La exhumación de Franco no puede ni debe quedar huérfana. Ha de ir acompañada de la exhumación de Santiago Carrillo del callejero de toda España. Conviene no olvidar que siendo un veinteañero este pájaro ordenó fusilar en Paracuellos del Jarama, en el lateral de una de las pistas de Barajas, a 6.000 personas, entre las que había un número ingente de religiosos, dirigentes de la CEDA y, ahí es nada, 50 niños. ¿Puede dar nombre a una calle un malnacido de este calibre? Obviamente, no, es una atrocidad ética. Hay que quitarle de inmediato ese vergonzoso honor en todas y cada una de las ciudades de España en las que el cartel del sádico asesino aparece al principio y al final de una vía pública, que normalmente no suele ser de segundo orden. Empezando, por cierto, por la que le otorgó Ana Botella.
Tan impresentable como que Lluís Companys tenga bustos, calles, avenidas y hasta ¡¡¡un estadio olímpico a su nombre!!! El presidente de la Generalitat firmó en los años 30 no una, ni dos, ni tres, ni 10, ni 100, ni 1.000 sino ¡¡¡8.129 sentencias de muerte!!! La mayoría curas y monjas y dirigentes de la CEDA en Cataluña. La desertización moral de la región quedó pocas veces tan clara como en 2001 cuando la Generalitat del ladronazo Pujol regaló al criminal el nombre del Estadio en el que se celebraron esos Juegos Olímpicos del 92 que representan lo mejor de lo mejor de la España constitucional.

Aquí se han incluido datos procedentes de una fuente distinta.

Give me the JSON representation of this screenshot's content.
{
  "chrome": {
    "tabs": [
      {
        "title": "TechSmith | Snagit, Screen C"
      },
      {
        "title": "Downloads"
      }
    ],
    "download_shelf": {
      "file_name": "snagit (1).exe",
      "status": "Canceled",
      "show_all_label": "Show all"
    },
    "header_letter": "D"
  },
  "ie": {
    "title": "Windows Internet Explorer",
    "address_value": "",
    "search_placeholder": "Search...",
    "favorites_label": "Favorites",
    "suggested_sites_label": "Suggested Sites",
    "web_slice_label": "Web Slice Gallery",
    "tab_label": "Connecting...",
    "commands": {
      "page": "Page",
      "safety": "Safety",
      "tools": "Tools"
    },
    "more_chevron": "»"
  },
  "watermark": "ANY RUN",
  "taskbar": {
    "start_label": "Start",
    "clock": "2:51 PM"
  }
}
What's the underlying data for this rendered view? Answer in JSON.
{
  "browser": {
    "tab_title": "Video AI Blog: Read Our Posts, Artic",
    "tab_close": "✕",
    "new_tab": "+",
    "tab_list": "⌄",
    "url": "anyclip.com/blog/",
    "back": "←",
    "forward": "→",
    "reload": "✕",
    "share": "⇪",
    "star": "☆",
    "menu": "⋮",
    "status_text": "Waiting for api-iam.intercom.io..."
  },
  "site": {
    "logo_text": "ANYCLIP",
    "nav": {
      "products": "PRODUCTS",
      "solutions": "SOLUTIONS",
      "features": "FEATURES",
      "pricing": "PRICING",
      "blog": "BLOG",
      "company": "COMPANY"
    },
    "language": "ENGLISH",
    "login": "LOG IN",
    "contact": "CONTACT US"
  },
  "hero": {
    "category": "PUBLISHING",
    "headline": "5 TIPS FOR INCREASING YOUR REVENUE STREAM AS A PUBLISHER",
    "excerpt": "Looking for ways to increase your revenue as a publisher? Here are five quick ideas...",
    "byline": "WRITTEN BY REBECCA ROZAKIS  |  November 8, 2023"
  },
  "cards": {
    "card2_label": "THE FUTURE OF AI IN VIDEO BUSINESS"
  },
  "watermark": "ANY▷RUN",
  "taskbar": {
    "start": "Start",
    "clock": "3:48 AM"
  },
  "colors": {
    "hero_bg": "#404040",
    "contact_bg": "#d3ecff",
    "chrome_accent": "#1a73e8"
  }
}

¿Y qué me dicen de Indalecio Prieto que con su guardia personal, La Motorizada, se dedicaba a apiolarse a todo el que le apetecía? ¿O de un Largo Caballero al que en el callejero se le premiaron las 2.000 muertes que dejó tras de sí su Revolución de 1934? ¿O de esa Pasionaria más mala que la quina que en sede parlamentaria [Josep Tarradellas dixit] aseguró sin cortarse un pelo el 12 de julio de 1936 que era “la última vez” que hablaba allí un José Calvo-Sotelo que sería balaceado hasta la muerte 72 horas después? Cuantitativa y cualitativamente es mucho más impresentable el hecho de que Josif Stalin, el tirano soviético, goce del reconocimiento que supone una calle en la localidad madrileña de Torrejón de Velasco. Me cuentan que otras vías ilustres de municipios de España recuerdan al mayor asesino de la historia de la humanidad. Mientras, podemitas y socialistas quieren arrancar la placa de Santiago Bernabéu, cuyo único delito fue convertir al Real Madrid en el mejor equipo de la historia, y la de Salvador Dalí, que nos puso en el mapa de la cultura mundial.
Memoria Histórica, sí, pero justa y no revanchista. Que no olviden lo que apuntaron Cicerón y el gran Jorge de Santayana: “Los pueblos que olvidan su historia están condenados a repetirla”. Se les olvidó apostillar que sucede lo mismo con los que la reescriben. Cuidado porque el guerracivilismo está otra vez en boga y cada vez estamos moralmente más cerca del 36. Mientras tanto yo grito al cielo ¡viva la Tercera España!